British factories had their weakest month in nearly three years in February as demand at home slowed and export orders fell, a survey showed Tuesday. The Markit/CIPS manufacturing Purchasing Managers' Index (PMI) fell sharply to 50.8 in February, below all the forecasts in a Reuters poll of economists, from 52.9 in January.
The reading — the weakest since April 2013, when Britain was finally starting to recover strongly from the financial crisis and outperform most other rich economies — underscored why the Bank of England has said it is ready to pump more stimulus into the economy if needed.
"The near-stagnation of manufacturing highlights the ongoing fragility of the economic recovery at the start of the year and provides further cover for the Bank of England's increasingly dovish stance," Rob Dobson, a senior economist at Markit, said. "The breadth of the slowdown is especially worrisome."
New orders in February were their weakest since the turnaround began in 2013. Consumer and investment goods orders bore the brunt of slower growth in demand at home and a further fall in orders from abroad, Markit said.
As well as the slowing of the global economy, Britain's June 23 referendum on its membership of the European Union could cause uncertainty and weigh on the country's growth rate, economists have said.

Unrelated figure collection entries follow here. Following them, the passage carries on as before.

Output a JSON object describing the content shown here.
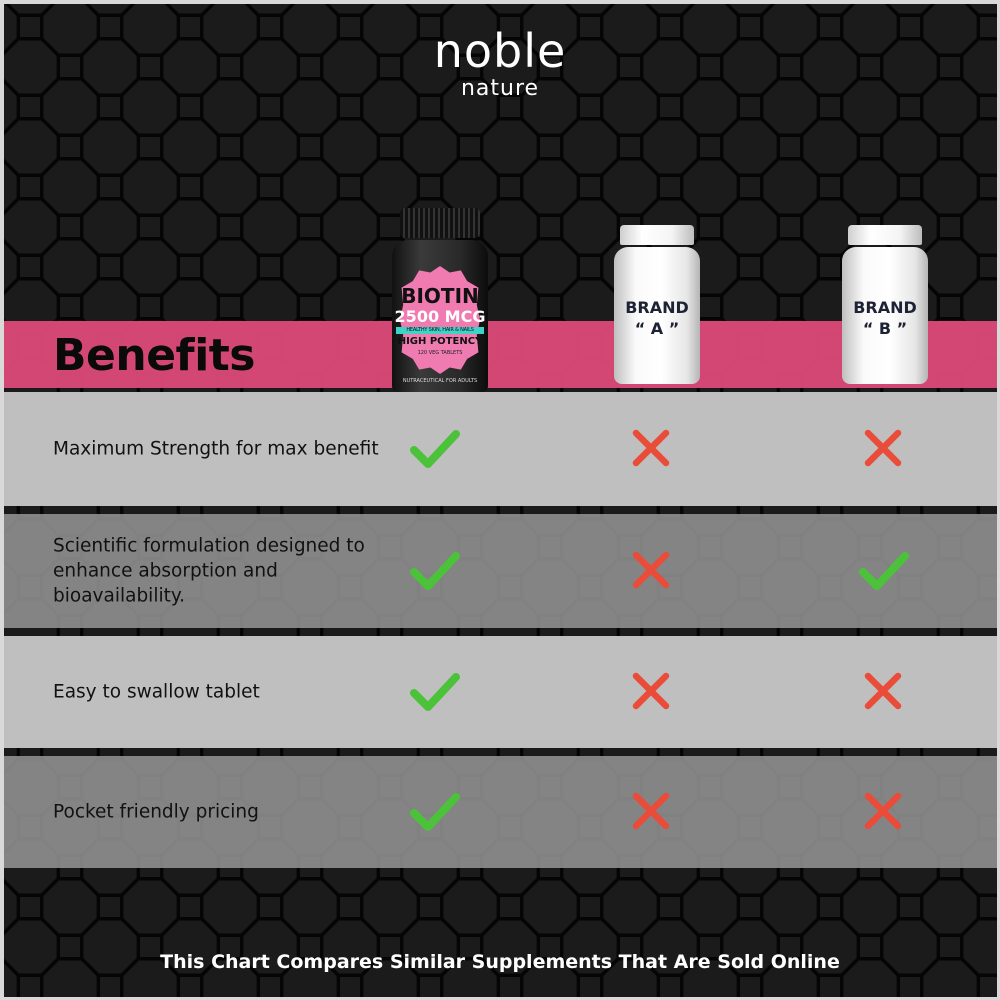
{
  "brand": {
    "name_line1": "noble",
    "name_line2": "nature"
  },
  "header": {
    "title": "Benefits"
  },
  "products": [
    {
      "type": "featured",
      "label_title": "BIOTIN",
      "label_dose": "2500 MCG",
      "label_tagline": "HEALTHY SKIN, HAIR & NAILS",
      "label_potency": "HIGH POTENCY",
      "label_count": "120 VEG TABLETS",
      "label_footer": "NUTRACEUTICAL FOR ADULTS"
    },
    {
      "type": "competitor",
      "label_line1": "BRAND",
      "label_line2": "“ A ”"
    },
    {
      "type": "competitor",
      "label_line1": "BRAND",
      "label_line2": "“ B ”"
    }
  ],
  "rows": [
    {
      "benefit": "Maximum Strength for max benefit",
      "marks": [
        "check",
        "cross",
        "cross"
      ]
    },
    {
      "benefit": "Scientific formulation designed to enhance absorption and bioavailability.",
      "marks": [
        "check",
        "cross",
        "check"
      ]
    },
    {
      "benefit": "Easy to swallow tablet",
      "marks": [
        "check",
        "cross",
        "cross"
      ]
    },
    {
      "benefit": "Pocket friendly pricing",
      "marks": [
        "check",
        "cross",
        "cross"
      ]
    }
  ],
  "footer": {
    "note": "This Chart Compares Similar Supplements That Are Sold Online"
  },
  "colors": {
    "accent_pink": "#de4a7a",
    "check_green": "#4cc23a",
    "cross_red": "#ea4c3a",
    "background": "#1b1b1b"
  }
}
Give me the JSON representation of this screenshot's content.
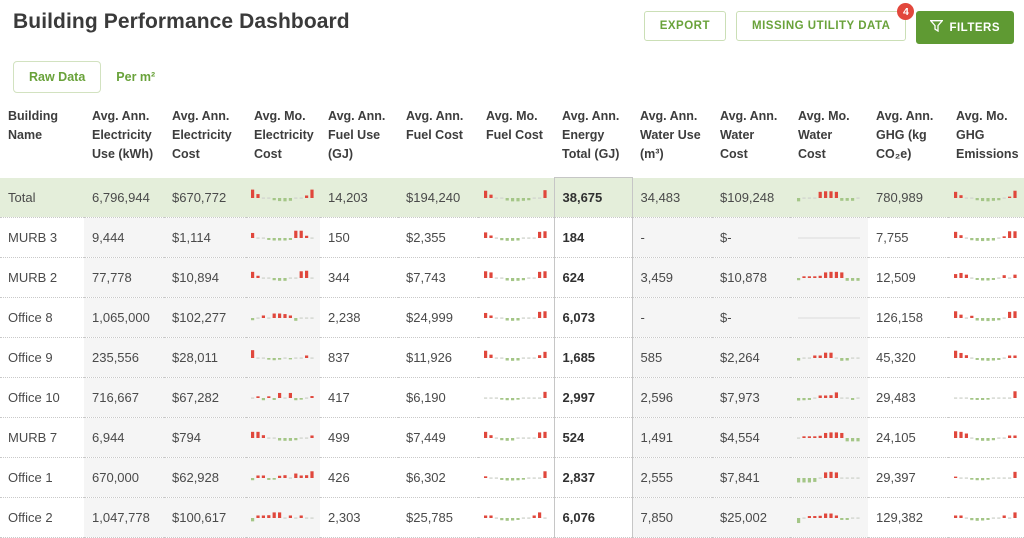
{
  "page": {
    "title": "Building Performance Dashboard"
  },
  "toolbar": {
    "export_label": "EXPORT",
    "missing_label": "MISSING UTILITY DATA",
    "missing_badge": "4",
    "filters_label": "FILTERS"
  },
  "tabs": [
    {
      "label": "Raw Data",
      "active": true
    },
    {
      "label": "Per m²",
      "active": false
    }
  ],
  "colors": {
    "accent_green": "#69a23a",
    "button_solid_green": "#5f9a33",
    "badge_red": "#e2473c",
    "spark_red": "#e0473c",
    "spark_green": "#a4c687",
    "spark_dash": "#d2d6cf",
    "spark_flat_line": "#dcdcdc",
    "total_row_bg": "#e4eeda",
    "column_stripe": "#f5f5f5"
  },
  "table": {
    "columns": [
      {
        "key": "name",
        "label": "Building Name",
        "type": "text",
        "group": "none"
      },
      {
        "key": "elec_use",
        "label": "Avg. Ann. Electricity Use (kWh)",
        "type": "text",
        "group": "elec"
      },
      {
        "key": "elec_cost",
        "label": "Avg. Ann. Electricity Cost",
        "type": "text",
        "group": "elec"
      },
      {
        "key": "elec_spark",
        "label": "Avg. Mo. Electricity Cost",
        "type": "spark",
        "group": "elec"
      },
      {
        "key": "fuel_use",
        "label": "Avg. Ann. Fuel Use (GJ)",
        "type": "text",
        "group": "none"
      },
      {
        "key": "fuel_cost",
        "label": "Avg. Ann. Fuel Cost",
        "type": "text",
        "group": "none"
      },
      {
        "key": "fuel_spark",
        "label": "Avg. Mo. Fuel Cost",
        "type": "spark",
        "group": "none"
      },
      {
        "key": "energy_total",
        "label": "Avg. Ann. Energy Total (GJ)",
        "type": "text",
        "group": "energy"
      },
      {
        "key": "water_use",
        "label": "Avg. Ann. Water Use (m³)",
        "type": "text",
        "group": "water"
      },
      {
        "key": "water_cost",
        "label": "Avg. Ann. Water Cost",
        "type": "text",
        "group": "water"
      },
      {
        "key": "water_spark",
        "label": "Avg. Mo. Water Cost",
        "type": "spark",
        "group": "water"
      },
      {
        "key": "ghg",
        "label": "Avg. Ann. GHG (kg CO₂e)",
        "type": "text",
        "group": "none"
      },
      {
        "key": "ghg_spark",
        "label": "Avg. Mo. GHG Emissions",
        "type": "spark",
        "group": "none"
      }
    ],
    "rows": [
      {
        "name": "Total",
        "total": true,
        "elec_use": "6,796,944",
        "elec_cost": "$670,772",
        "elec_spark": [
          3,
          1.4,
          0.15,
          0.15,
          -0.8,
          -1.1,
          -1.2,
          -1.0,
          0.15,
          0.15,
          0.9,
          3
        ],
        "fuel_use": "14,203",
        "fuel_cost": "$194,240",
        "fuel_spark": [
          2.6,
          1.2,
          0.15,
          0.15,
          -0.9,
          -1.2,
          -1.2,
          -1.0,
          -0.8,
          0.15,
          0.15,
          2.8
        ],
        "energy_total": "38,675",
        "water_use": "34,483",
        "water_cost": "$109,248",
        "water_spark": [
          -1.2,
          0.15,
          0.15,
          0.15,
          2.2,
          2.4,
          2.4,
          2.2,
          -1.0,
          -1.0,
          -1.0,
          0.15
        ],
        "ghg": "780,989",
        "ghg_spark": [
          2.2,
          1.0,
          0.15,
          0.15,
          -0.8,
          -1.1,
          -1.2,
          -1.0,
          -0.8,
          0.15,
          0.5,
          2.6
        ]
      },
      {
        "name": "MURB 3",
        "total": false,
        "elec_use": "9,444",
        "elec_cost": "$1,114",
        "elec_spark": [
          1.8,
          0.15,
          0.15,
          -0.7,
          -0.9,
          -0.9,
          -0.9,
          -0.7,
          2.6,
          2.6,
          0.8,
          0.15
        ],
        "fuel_use": "150",
        "fuel_cost": "$2,355",
        "fuel_spark": [
          2.0,
          0.9,
          0.15,
          -0.8,
          -1.0,
          -1.0,
          -0.9,
          0.15,
          0.15,
          0.15,
          2.2,
          2.4
        ],
        "energy_total": "184",
        "water_use": "-",
        "water_cost": "$-",
        "water_spark": "flat",
        "ghg": "7,755",
        "ghg_spark": [
          2.2,
          1.0,
          0.15,
          -0.8,
          -1.0,
          -1.1,
          -1.0,
          -0.9,
          0.15,
          0.6,
          2.4,
          2.4
        ]
      },
      {
        "name": "MURB 2",
        "total": false,
        "elec_use": "77,778",
        "elec_cost": "$10,894",
        "elec_spark": [
          2.2,
          0.8,
          0.15,
          0.15,
          -0.8,
          -1.0,
          -1.0,
          0.15,
          0.15,
          2.4,
          2.6,
          0.15
        ],
        "fuel_use": "344",
        "fuel_cost": "$7,743",
        "fuel_spark": [
          2.4,
          2.0,
          0.15,
          0.15,
          -0.9,
          -1.1,
          -1.0,
          -0.8,
          0.15,
          0.15,
          2.2,
          2.4
        ],
        "energy_total": "624",
        "water_use": "3,459",
        "water_cost": "$10,878",
        "water_spark": [
          -0.8,
          0.6,
          0.6,
          0.6,
          0.8,
          2.0,
          2.2,
          2.2,
          2.0,
          -1.0,
          -1.0,
          -1.0
        ],
        "ghg": "12,509",
        "ghg_spark": [
          1.4,
          1.8,
          1.2,
          0.15,
          -0.7,
          -0.9,
          -0.9,
          -0.7,
          0.15,
          1.0,
          0.15,
          1.2
        ]
      },
      {
        "name": "Office 8",
        "total": false,
        "elec_use": "1,065,000",
        "elec_cost": "$102,277",
        "elec_spark": [
          -0.8,
          0.15,
          0.9,
          0.15,
          1.6,
          1.6,
          1.4,
          0.9,
          -1.0,
          0.15,
          0.15,
          0.15
        ],
        "fuel_use": "2,238",
        "fuel_cost": "$24,999",
        "fuel_spark": [
          1.8,
          0.9,
          0.15,
          0.15,
          -0.9,
          -1.0,
          -0.9,
          0.15,
          0.15,
          0.15,
          2.2,
          2.4
        ],
        "energy_total": "6,073",
        "water_use": "-",
        "water_cost": "$-",
        "water_spark": "flat",
        "ghg": "126,158",
        "ghg_spark": [
          2.4,
          1.2,
          0.15,
          0.8,
          -0.9,
          -1.0,
          -1.1,
          -1.0,
          -0.8,
          0.15,
          2.2,
          2.4
        ]
      },
      {
        "name": "Office 9",
        "total": false,
        "elec_use": "235,556",
        "elec_cost": "$28,011",
        "elec_spark": [
          2.8,
          0.15,
          0.15,
          -0.6,
          -0.8,
          -0.6,
          0.15,
          -0.5,
          0.15,
          0.15,
          0.9,
          0.15
        ],
        "fuel_use": "837",
        "fuel_cost": "$11,926",
        "fuel_spark": [
          2.6,
          1.2,
          0.15,
          0.15,
          -0.9,
          -1.0,
          -0.9,
          0.15,
          0.15,
          0.15,
          1.0,
          2.2
        ],
        "energy_total": "1,685",
        "water_use": "585",
        "water_cost": "$2,264",
        "water_spark": [
          -0.9,
          0.15,
          0.15,
          0.9,
          0.9,
          1.9,
          1.9,
          0.15,
          -1.0,
          -0.9,
          0.15,
          0.15
        ],
        "ghg": "45,320",
        "ghg_spark": [
          2.6,
          1.8,
          1.0,
          0.15,
          -0.7,
          -0.9,
          -1.0,
          -0.9,
          -0.7,
          0.15,
          0.9,
          0.9
        ]
      },
      {
        "name": "Office 10",
        "total": false,
        "elec_use": "716,667",
        "elec_cost": "$67,282",
        "elec_spark": [
          0.15,
          0.6,
          -0.8,
          0.6,
          -0.7,
          1.8,
          0.15,
          1.8,
          -0.8,
          -0.6,
          0.15,
          0.7
        ],
        "fuel_use": "417",
        "fuel_cost": "$6,190",
        "fuel_spark": [
          0.15,
          0.15,
          0.15,
          -0.6,
          -0.8,
          -0.8,
          -0.6,
          0.15,
          0.15,
          0.15,
          0.15,
          2.2
        ],
        "energy_total": "2,997",
        "water_use": "2,596",
        "water_cost": "$7,973",
        "water_spark": [
          -0.9,
          -0.8,
          -0.7,
          0.15,
          0.9,
          0.9,
          1.0,
          2.0,
          0.15,
          0.15,
          -0.7,
          0.15
        ],
        "ghg": "29,483",
        "ghg_spark": [
          0.15,
          0.15,
          0.15,
          -0.6,
          -0.7,
          -0.7,
          -0.6,
          0.15,
          0.15,
          0.15,
          0.15,
          2.4
        ]
      },
      {
        "name": "MURB 7",
        "total": false,
        "elec_use": "6,944",
        "elec_cost": "$794",
        "elec_spark": [
          2.2,
          2.2,
          1.0,
          0.15,
          0.15,
          -0.9,
          -1.0,
          -1.0,
          -0.8,
          0.15,
          0.15,
          0.9
        ],
        "fuel_use": "499",
        "fuel_cost": "$7,449",
        "fuel_spark": [
          2.2,
          1.0,
          0.15,
          -0.8,
          -1.0,
          -0.9,
          0.15,
          0.15,
          0.15,
          0.15,
          2.0,
          2.2
        ],
        "energy_total": "524",
        "water_use": "1,491",
        "water_cost": "$4,554",
        "water_spark": [
          0.15,
          0.6,
          0.6,
          0.6,
          0.8,
          1.8,
          2.0,
          2.0,
          1.8,
          -1.2,
          -1.2,
          -1.2
        ],
        "ghg": "24,105",
        "ghg_spark": [
          2.4,
          2.2,
          1.6,
          0.15,
          -0.8,
          -1.0,
          -1.0,
          -0.8,
          0.15,
          0.15,
          0.9,
          0.9
        ]
      },
      {
        "name": "Office 1",
        "total": false,
        "elec_use": "670,000",
        "elec_cost": "$62,928",
        "elec_spark": [
          -0.8,
          0.9,
          0.9,
          -0.7,
          -0.6,
          0.8,
          1.0,
          0.15,
          1.6,
          0.9,
          1.0,
          2.4
        ],
        "fuel_use": "426",
        "fuel_cost": "$6,302",
        "fuel_spark": [
          0.6,
          0.15,
          0.15,
          -0.7,
          -0.9,
          -0.9,
          -0.8,
          -0.6,
          0.15,
          0.15,
          0.15,
          2.4
        ],
        "energy_total": "2,837",
        "water_use": "2,555",
        "water_cost": "$7,841",
        "water_spark": [
          -1.6,
          -1.6,
          -1.6,
          -1.4,
          0.15,
          2.0,
          2.2,
          2.0,
          0.15,
          0.15,
          0.15,
          0.15
        ],
        "ghg": "29,397",
        "ghg_spark": [
          0.5,
          0.15,
          0.15,
          -0.6,
          -0.8,
          -0.8,
          -0.6,
          0.15,
          0.15,
          0.15,
          0.15,
          2.2
        ]
      },
      {
        "name": "Office 2",
        "total": false,
        "elec_use": "1,047,778",
        "elec_cost": "$100,617",
        "elec_spark": [
          -1.2,
          0.9,
          0.9,
          1.0,
          2.0,
          2.0,
          0.15,
          0.9,
          0.15,
          0.9,
          0.15,
          0.15
        ],
        "fuel_use": "2,303",
        "fuel_cost": "$25,785",
        "fuel_spark": [
          0.9,
          0.9,
          0.15,
          -0.8,
          -1.0,
          -0.9,
          -0.7,
          0.15,
          0.15,
          0.9,
          2.0,
          0.15
        ],
        "energy_total": "6,076",
        "water_use": "7,850",
        "water_cost": "$25,002",
        "water_spark": [
          -1.8,
          0.15,
          0.7,
          0.7,
          0.8,
          1.6,
          1.6,
          0.9,
          -0.7,
          -0.7,
          0.15,
          0.15
        ],
        "ghg": "129,382",
        "ghg_spark": [
          0.9,
          0.9,
          0.15,
          -0.8,
          -1.0,
          -0.9,
          -0.7,
          0.15,
          0.15,
          0.9,
          0.15,
          2.0
        ]
      }
    ]
  }
}
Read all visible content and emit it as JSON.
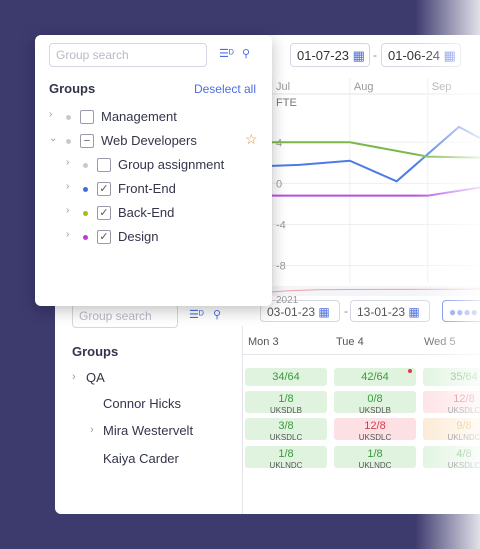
{
  "popup": {
    "search_placeholder": "Group search",
    "title": "Groups",
    "deselect": "Deselect all",
    "items": [
      {
        "label": "Management",
        "level": 0,
        "dot": "#c9c9d2",
        "check": "unchecked",
        "expanded": false
      },
      {
        "label": "Web Developers",
        "level": 0,
        "dot": "#c9c9d2",
        "check": "mixed",
        "expanded": true,
        "favorite": true
      },
      {
        "label": "Group assignment",
        "level": 1,
        "dot": "#c9c9d2",
        "check": "unchecked",
        "expanded": false
      },
      {
        "label": "Front-End",
        "level": 1,
        "dot": "#3b6fe0",
        "check": "checked",
        "expanded": false
      },
      {
        "label": "Back-End",
        "level": 1,
        "dot": "#9ac21a",
        "check": "checked",
        "expanded": false
      },
      {
        "label": "Design",
        "level": 1,
        "dot": "#c23ad6",
        "check": "checked",
        "expanded": false
      }
    ]
  },
  "chart_data": {
    "type": "line",
    "date_from": "01-07-23",
    "date_to": "01-06-24",
    "y_label": "FTE",
    "year_label": "2021",
    "xlim": [
      0,
      2.67
    ],
    "xticks": [
      {
        "value": 0,
        "label": "Jul"
      },
      {
        "value": 1,
        "label": "Aug"
      },
      {
        "value": 2,
        "label": "Sep"
      }
    ],
    "ylim": [
      -9.7,
      8.6
    ],
    "yticks": [
      4,
      0,
      -4,
      -8
    ],
    "grid": true,
    "series": [
      {
        "color": "#4d7be6",
        "x": [
          0,
          0.35,
          1,
          1.6,
          2.4,
          2.67
        ],
        "values": [
          1.7,
          1.8,
          2.2,
          0.2,
          5.5,
          4.4
        ]
      },
      {
        "color": "#7ab84a",
        "x": [
          0,
          1,
          2,
          2.67
        ],
        "values": [
          4,
          4,
          2.6,
          2.5
        ]
      },
      {
        "color": "#b54ee8",
        "x": [
          0,
          2,
          2.67
        ],
        "values": [
          -1.2,
          -1.2,
          -0.4
        ]
      }
    ]
  },
  "schedule": {
    "search_placeholder": "Group search",
    "title": "Groups",
    "date_from": "03-01-23",
    "date_to": "13-01-23",
    "days": [
      "Mon 3",
      "Tue 4",
      "Wed 5"
    ],
    "rows": [
      {
        "label": "QA",
        "level": 0,
        "cells": [
          {
            "value": "34/64",
            "color": "green"
          },
          {
            "value": "42/64",
            "color": "green",
            "alert": true
          },
          {
            "value": "35/64",
            "color": "green"
          }
        ]
      },
      {
        "label": "Connor Hicks",
        "level": 1,
        "cells": [
          {
            "value": "1/8",
            "code": "UKSDLB",
            "color": "green"
          },
          {
            "value": "0/8",
            "code": "UKSDLB",
            "color": "green"
          },
          {
            "value": "12/8",
            "code": "UKSDLC",
            "color": "red"
          }
        ]
      },
      {
        "label": "Mira Westervelt",
        "level": 1,
        "expandable": true,
        "cells": [
          {
            "value": "3/8",
            "code": "UKSDLC",
            "color": "green"
          },
          {
            "value": "12/8",
            "code": "UKSDLC",
            "color": "red"
          },
          {
            "value": "9/8",
            "code": "UKLNDC",
            "color": "orange"
          }
        ]
      },
      {
        "label": "Kaiya Carder",
        "level": 1,
        "cells": [
          {
            "value": "1/8",
            "code": "UKLNDC",
            "color": "green"
          },
          {
            "value": "1/8",
            "code": "UKLNDC",
            "color": "green"
          },
          {
            "value": "4/8",
            "code": "UKSDLC",
            "color": "green"
          }
        ]
      }
    ]
  }
}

The survey was mostly conducted before a latest sharp fall in value of the pound in late February which would make British goods cheaper abroad.
The manufacturing sector cut jobs for a second month in a row although the decline was mild. Companies said they cut the prices of their goods for the sixth month in a row but the fall was slightly less marked than in January.
Dobson said the falling prices reflected intensifying competition between manufacturers as well as the fall in commodity prices.
Manufacturing weighed on Britain's overall economic growth at the end of last year, leaving the country's much bigger services sector the sole driver of the recovery.